Alright, Anonymous, buckle up because I’m about to take you on a behind-the-scenes tour of my comedy workshop. Picture this: me, surrounded by crumpled napkins, half-empty coffee cups, and a notebook filled with what can only be described as the ramblings of a madwoman. My process? It’s like trying to solve a Rubik’s cube while blindfolded and riding a unicycle. I jot down ideas that range from ‘Why do pigeons always look like they’re judging us?’ to ‘What if pineapples were actually spies for the fruit mafia?’ Most of it is absolute garbage, but occasionally, buried deep within the chaos, there’s a nugget of gold. Or at least a shiny rock that I can polish into something resembling humor.
The real magic happens when I start testing these ‘jokes’ on unsuspecting victims… I mean, friends. Like that time I tried out my new bit about sentient socks at the laundromat. Let me tell you, the guy next to me folding his underwear did not appreciate my theory that socks develop consciousness after being lost in the dryer. His face was a mix of confusion and horror - which, in my book, is a solid 7 out of 10 on the comedy scale. But hey, if you’re not making someone uncomfortable occasionally, are you even pushing boundaries?

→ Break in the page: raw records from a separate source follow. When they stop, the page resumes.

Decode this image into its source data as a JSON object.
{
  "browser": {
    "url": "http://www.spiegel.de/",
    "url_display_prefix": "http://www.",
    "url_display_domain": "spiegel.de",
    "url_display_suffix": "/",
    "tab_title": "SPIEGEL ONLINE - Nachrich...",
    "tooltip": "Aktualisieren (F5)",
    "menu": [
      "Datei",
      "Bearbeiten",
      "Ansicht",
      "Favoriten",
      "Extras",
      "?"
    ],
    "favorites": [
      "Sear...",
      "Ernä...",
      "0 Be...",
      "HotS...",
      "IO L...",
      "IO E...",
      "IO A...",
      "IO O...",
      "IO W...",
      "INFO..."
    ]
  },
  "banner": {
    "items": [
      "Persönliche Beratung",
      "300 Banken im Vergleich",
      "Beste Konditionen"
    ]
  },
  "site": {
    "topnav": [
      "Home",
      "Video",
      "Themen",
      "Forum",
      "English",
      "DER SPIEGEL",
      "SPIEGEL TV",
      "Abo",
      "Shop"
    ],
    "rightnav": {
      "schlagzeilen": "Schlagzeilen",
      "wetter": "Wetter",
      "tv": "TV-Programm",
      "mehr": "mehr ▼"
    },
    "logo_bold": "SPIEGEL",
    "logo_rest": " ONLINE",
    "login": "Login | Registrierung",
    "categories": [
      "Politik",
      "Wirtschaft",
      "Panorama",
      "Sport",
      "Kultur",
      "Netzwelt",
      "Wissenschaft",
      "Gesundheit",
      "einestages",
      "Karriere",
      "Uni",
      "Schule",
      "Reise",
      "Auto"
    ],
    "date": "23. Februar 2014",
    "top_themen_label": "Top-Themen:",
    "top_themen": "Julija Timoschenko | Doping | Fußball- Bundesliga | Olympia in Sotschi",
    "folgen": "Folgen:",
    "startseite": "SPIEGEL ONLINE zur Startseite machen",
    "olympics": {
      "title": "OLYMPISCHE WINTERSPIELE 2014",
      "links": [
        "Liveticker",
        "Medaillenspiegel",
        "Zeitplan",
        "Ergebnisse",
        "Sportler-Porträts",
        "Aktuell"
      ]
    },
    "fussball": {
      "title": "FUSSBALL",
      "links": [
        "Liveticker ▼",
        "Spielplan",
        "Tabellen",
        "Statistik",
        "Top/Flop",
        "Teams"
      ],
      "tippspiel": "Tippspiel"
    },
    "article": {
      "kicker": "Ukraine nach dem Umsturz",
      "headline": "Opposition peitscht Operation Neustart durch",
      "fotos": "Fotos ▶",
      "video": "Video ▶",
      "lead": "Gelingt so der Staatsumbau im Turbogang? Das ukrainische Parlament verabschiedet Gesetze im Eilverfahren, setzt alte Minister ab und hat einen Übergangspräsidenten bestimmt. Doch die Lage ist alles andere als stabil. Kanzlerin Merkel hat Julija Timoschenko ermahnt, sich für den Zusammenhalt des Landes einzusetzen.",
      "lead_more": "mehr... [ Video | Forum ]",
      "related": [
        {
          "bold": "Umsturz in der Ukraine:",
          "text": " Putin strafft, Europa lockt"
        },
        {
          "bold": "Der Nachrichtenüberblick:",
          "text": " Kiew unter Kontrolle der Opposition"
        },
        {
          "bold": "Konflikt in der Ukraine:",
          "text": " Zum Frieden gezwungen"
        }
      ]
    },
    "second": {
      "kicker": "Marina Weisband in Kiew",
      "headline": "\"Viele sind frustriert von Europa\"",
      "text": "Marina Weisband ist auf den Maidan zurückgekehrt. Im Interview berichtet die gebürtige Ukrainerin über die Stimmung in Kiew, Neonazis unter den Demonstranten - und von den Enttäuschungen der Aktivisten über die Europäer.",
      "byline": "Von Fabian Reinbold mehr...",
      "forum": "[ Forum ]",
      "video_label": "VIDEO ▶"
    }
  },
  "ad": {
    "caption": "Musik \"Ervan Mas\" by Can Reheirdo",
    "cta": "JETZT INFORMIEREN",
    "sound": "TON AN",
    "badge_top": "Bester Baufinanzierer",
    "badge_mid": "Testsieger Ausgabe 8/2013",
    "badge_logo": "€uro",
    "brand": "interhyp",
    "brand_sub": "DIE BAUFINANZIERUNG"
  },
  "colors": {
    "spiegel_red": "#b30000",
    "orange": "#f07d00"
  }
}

So here’s the thing, Anonymous: comedy is messy. It’s trial and error, mostly error. It’s showing up to open mics with jokes that bomb so hard they create their own craters. It’s rewriting the same punchline fifty times until it either clicks or you realize it was doomed from conception (RIP ‘the existential crisis of a stapler’). But somewhere in all that mess, there’s beauty. Because even when a joke doesn’t land, it means I tried something new. And if there’s one thing I’ve learned from my Irish family, it’s that you gotta keep swinging - even if you miss more often than you hit.